Rezension

Ein Vergleich mit Paula Hawkins

The Woman in the Window - A. J. Finn

The Woman in the Window
von A. J. Finn

Bewertet mit 2.5 Sternen

Die Werbung hat mich neugierig gemacht und die auf dem Cover aufgedruckte Zeile: „Astounding. Thrilling. Amazing“, ein Zitat von Gillian Flynn hat auch gezogen. Was kriegt man wohl dafür, wenn man seinen Namen für eine solche Bande hergibt?

Ich las vorurteilsfrei los, kam aber trotz einfachster Sätze nicht so recht ins Buch. Die Sätze sind kurz und sollen prägnant wirken, sie sind aber so umgangssprachlich gefasst, dass sie nicht mehr zur der Protagonistin, immerhin einer anerkannten Kinderpsychologin passen, der mehr Bildung besser zu Gesicht gestanden hätte.

Was fehlt in dem Roman ist „die Schmiere“, das Leichte, Lockere, Flüssige, das ich bei Paula Hawkins „Girl on the train“ und „Into the water“ so schätze.
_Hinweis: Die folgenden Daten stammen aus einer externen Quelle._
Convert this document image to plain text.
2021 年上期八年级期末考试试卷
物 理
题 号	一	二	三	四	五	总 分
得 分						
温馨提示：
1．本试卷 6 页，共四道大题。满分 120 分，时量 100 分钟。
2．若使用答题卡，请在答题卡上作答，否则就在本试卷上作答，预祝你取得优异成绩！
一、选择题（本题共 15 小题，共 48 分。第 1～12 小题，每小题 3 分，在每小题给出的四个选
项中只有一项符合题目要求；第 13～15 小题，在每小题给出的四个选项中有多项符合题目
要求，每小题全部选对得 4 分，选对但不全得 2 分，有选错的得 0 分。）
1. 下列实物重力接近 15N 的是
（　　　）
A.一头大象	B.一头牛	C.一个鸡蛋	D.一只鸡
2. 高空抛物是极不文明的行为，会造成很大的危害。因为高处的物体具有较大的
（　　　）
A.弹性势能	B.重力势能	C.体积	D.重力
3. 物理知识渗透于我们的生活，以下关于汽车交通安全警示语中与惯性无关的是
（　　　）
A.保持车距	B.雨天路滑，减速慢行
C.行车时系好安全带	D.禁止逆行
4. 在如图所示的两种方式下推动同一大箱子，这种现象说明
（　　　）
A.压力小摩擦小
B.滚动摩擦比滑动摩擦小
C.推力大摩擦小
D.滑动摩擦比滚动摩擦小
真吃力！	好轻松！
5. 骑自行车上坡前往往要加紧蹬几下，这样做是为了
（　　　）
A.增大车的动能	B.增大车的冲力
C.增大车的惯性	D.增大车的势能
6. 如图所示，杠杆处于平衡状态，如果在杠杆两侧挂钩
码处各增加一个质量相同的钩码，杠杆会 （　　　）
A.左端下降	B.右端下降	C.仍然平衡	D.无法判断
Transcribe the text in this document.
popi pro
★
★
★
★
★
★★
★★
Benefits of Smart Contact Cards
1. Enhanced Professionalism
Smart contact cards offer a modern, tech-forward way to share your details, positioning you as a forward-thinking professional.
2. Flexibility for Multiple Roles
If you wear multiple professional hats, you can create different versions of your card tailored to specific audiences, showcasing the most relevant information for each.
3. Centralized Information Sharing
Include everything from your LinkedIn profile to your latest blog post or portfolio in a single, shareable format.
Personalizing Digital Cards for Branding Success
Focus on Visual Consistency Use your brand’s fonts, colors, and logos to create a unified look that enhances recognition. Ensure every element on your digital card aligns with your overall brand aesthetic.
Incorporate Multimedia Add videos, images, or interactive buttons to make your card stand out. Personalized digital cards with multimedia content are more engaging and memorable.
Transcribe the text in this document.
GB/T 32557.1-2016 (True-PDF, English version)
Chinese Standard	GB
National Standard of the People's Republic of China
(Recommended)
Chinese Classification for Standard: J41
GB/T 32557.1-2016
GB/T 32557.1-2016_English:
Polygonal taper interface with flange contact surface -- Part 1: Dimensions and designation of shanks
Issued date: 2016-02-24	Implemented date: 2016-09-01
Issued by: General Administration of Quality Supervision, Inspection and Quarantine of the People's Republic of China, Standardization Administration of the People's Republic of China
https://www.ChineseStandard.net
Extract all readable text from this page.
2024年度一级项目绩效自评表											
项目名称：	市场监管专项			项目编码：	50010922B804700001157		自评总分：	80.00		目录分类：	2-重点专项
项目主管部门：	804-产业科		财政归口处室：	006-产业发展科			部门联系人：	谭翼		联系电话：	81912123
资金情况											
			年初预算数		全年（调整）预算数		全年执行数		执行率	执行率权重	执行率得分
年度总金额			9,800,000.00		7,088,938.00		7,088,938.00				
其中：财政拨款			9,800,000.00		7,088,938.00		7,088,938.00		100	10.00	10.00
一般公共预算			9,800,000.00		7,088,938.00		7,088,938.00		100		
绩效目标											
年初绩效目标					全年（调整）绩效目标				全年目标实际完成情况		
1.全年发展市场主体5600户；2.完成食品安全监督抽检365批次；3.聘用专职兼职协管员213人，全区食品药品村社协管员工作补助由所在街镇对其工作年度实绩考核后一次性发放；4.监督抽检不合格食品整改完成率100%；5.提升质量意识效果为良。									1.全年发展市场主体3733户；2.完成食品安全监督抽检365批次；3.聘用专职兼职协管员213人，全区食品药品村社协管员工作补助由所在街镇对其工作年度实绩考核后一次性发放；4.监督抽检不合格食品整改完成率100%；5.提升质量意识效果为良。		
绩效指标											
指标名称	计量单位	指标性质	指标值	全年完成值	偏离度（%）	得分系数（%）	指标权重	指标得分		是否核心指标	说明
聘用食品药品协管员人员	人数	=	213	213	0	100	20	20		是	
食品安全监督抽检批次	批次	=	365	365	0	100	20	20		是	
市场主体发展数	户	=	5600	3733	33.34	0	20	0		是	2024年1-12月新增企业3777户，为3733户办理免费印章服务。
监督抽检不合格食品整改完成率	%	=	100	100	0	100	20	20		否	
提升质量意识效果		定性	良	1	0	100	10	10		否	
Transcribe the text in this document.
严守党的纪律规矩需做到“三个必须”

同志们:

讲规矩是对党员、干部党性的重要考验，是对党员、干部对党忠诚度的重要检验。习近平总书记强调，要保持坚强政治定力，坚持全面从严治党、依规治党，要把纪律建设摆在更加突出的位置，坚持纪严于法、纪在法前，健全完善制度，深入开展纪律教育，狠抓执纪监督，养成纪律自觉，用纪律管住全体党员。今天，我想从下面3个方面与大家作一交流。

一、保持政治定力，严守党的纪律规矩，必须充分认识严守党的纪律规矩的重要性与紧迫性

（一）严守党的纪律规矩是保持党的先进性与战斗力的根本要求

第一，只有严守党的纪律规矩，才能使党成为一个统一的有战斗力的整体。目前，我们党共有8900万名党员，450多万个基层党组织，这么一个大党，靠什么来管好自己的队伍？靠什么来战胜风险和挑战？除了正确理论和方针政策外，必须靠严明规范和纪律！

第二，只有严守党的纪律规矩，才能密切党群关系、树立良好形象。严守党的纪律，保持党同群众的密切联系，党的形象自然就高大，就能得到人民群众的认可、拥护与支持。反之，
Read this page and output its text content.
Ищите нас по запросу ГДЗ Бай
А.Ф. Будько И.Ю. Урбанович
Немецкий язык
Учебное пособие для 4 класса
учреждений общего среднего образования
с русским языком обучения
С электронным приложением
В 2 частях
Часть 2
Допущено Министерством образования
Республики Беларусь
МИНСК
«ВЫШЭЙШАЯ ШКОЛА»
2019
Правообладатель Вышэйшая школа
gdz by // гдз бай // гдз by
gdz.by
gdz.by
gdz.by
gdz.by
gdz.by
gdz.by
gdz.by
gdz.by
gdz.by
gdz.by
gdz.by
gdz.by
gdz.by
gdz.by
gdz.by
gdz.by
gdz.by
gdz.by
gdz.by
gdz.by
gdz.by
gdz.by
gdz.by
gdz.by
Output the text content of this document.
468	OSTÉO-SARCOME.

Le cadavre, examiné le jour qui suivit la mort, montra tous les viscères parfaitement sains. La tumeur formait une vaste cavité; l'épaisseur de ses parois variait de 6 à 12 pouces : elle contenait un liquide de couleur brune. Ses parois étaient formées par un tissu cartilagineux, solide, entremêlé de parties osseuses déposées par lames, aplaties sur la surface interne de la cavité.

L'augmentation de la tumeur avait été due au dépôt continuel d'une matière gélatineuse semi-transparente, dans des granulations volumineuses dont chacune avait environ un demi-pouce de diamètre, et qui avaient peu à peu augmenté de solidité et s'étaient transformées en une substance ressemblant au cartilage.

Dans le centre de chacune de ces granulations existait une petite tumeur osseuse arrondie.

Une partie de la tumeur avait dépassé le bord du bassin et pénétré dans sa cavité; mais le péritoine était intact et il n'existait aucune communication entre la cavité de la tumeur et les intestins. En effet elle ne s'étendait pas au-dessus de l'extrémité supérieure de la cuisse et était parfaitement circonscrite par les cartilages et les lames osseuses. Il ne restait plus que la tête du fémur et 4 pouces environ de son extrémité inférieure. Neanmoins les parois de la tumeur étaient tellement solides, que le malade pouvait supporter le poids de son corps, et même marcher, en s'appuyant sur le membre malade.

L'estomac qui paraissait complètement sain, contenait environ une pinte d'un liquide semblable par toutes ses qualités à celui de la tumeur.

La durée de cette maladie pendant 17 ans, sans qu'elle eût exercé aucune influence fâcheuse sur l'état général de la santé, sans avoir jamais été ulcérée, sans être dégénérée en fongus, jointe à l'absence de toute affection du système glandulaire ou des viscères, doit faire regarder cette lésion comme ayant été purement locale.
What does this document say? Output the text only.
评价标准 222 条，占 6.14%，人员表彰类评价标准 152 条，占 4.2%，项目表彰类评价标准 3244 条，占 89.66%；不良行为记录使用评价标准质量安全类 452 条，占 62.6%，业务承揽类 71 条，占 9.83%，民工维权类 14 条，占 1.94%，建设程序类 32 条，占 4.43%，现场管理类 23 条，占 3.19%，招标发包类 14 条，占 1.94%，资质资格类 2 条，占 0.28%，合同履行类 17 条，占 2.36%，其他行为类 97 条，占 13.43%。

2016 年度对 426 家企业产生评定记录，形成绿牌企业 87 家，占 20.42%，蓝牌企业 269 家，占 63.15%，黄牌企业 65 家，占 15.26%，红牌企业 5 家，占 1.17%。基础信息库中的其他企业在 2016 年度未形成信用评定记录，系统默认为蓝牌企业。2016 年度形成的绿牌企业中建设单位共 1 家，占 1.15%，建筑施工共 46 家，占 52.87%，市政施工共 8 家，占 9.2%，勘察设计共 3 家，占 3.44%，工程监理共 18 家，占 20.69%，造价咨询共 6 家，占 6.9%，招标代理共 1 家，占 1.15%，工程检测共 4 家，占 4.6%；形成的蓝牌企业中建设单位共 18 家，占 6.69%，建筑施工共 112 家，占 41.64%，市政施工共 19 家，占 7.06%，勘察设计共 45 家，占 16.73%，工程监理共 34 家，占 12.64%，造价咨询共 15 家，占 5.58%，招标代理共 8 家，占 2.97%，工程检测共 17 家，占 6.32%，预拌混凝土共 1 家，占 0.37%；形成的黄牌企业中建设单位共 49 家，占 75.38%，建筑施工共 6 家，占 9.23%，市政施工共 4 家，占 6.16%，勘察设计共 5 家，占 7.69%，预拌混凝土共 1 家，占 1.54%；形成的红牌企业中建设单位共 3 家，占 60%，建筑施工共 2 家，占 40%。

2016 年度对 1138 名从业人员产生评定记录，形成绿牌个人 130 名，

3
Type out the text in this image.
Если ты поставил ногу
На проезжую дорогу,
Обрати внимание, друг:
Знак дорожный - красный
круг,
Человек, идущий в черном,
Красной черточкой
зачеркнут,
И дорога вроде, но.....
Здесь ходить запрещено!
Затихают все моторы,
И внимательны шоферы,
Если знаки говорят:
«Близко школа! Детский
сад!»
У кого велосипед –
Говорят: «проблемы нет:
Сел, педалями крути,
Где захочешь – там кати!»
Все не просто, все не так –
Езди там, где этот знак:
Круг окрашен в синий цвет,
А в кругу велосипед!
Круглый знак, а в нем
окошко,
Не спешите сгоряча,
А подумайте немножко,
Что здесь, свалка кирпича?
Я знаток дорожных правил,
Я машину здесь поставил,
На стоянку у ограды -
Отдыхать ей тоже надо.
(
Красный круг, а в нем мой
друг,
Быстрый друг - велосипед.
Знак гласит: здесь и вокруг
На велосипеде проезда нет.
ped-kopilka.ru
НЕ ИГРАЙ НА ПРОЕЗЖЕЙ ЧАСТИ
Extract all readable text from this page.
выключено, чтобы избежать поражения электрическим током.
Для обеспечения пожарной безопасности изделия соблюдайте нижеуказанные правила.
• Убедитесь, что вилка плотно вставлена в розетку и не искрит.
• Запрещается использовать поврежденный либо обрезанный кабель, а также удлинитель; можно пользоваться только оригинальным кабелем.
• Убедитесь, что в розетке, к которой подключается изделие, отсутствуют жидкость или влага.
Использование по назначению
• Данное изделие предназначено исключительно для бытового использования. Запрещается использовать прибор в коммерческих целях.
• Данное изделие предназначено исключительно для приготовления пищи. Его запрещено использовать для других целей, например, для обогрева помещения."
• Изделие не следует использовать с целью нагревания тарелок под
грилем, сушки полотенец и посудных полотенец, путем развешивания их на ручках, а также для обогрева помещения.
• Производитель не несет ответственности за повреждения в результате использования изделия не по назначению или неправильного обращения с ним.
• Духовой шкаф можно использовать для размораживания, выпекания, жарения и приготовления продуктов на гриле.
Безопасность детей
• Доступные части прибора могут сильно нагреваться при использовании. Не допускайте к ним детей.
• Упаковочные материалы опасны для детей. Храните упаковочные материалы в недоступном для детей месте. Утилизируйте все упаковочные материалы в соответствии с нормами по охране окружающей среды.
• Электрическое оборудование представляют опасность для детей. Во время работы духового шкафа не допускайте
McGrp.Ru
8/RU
Der Zusammenhang, das Erzählerische. In aller Simplizität kann Sprache natürlich auch wunderschön sein, wenn sie zum Bespiel mit Hilfe von Bildern über das Leben nachdenkt oder Emotionen vermittelt. All dies ist im vorliegenden Roman nicht der Fall.

„The Woman in the Window" lebt vom Dialog, nicht vom Erzählerischen. So weit so gut. Ein sprachliches Plus sind gelegentliche Reime, Wortspielereien, die ich sehr mag.
Ich las in der Originalversion, deshalb weiß ich nicht, ob in der deutschen Übersetzung darauf Rücksicht genommen worden ist.

Die Figuren aber sind viel zu simpel aufgezogen. Wenig ausgeformt. Kann man sich bei Paula Hawkins völlig in eine Figur fallen lassen, gelingt einem das nicht so recht bei A.J. Finns Protagonistin Anna Fox. Sie ist zu eindimensional. Sie säuft und leidet an Agoraphobie und guckt gerne alte Filme. Das wars im Großen und Ganzen! Die wenigen anderen auftauchenden Personen mag man nicht einmal Handlungsträger nennen. Da ist ein Untermieter. Es gibt einige Nachbarn. Und es gibt den Fall.

Die Story selbst ist so alt wie die Steinzeit. So alt wie Methusalem. So alt wie die Klagemauer. Frau beobachtet Mord und keiner glaubt ihr. Der Plot selber ist ohne Unfälle durchgezogen und so weit logisch entwickelt. Die Geschichte Annas poppt in Rückblenden auf. Sie erkärt, warum Anna so ist wie sie ist. Wie gesagt, der Plot ist stringent. Dennoch bekommt Anna kaum mehr Lebendigkeit. Man hätte etwas mehr Hintergrund gebraucht, um innere Bewegung zu erzielen. Hawkins stellt ihre Figuren psychologisch glaubwürdig auf, man beschäftigt sich gerne mit ihnen. Anna aber ist langweilig.

Fazit: Alles in allem als erster Versuch tragbar, da der Plot konsequent verfolgt wird. Aber an Paula Hawkins Fälle und vor allem an die Atmosphäre, die sie in ihren Romanen zu entwickeln imstande ist und an ihre Figurenzeichnung kommt A.J. Finns „The Woman in the Window“ nicht im Entferntesten heran.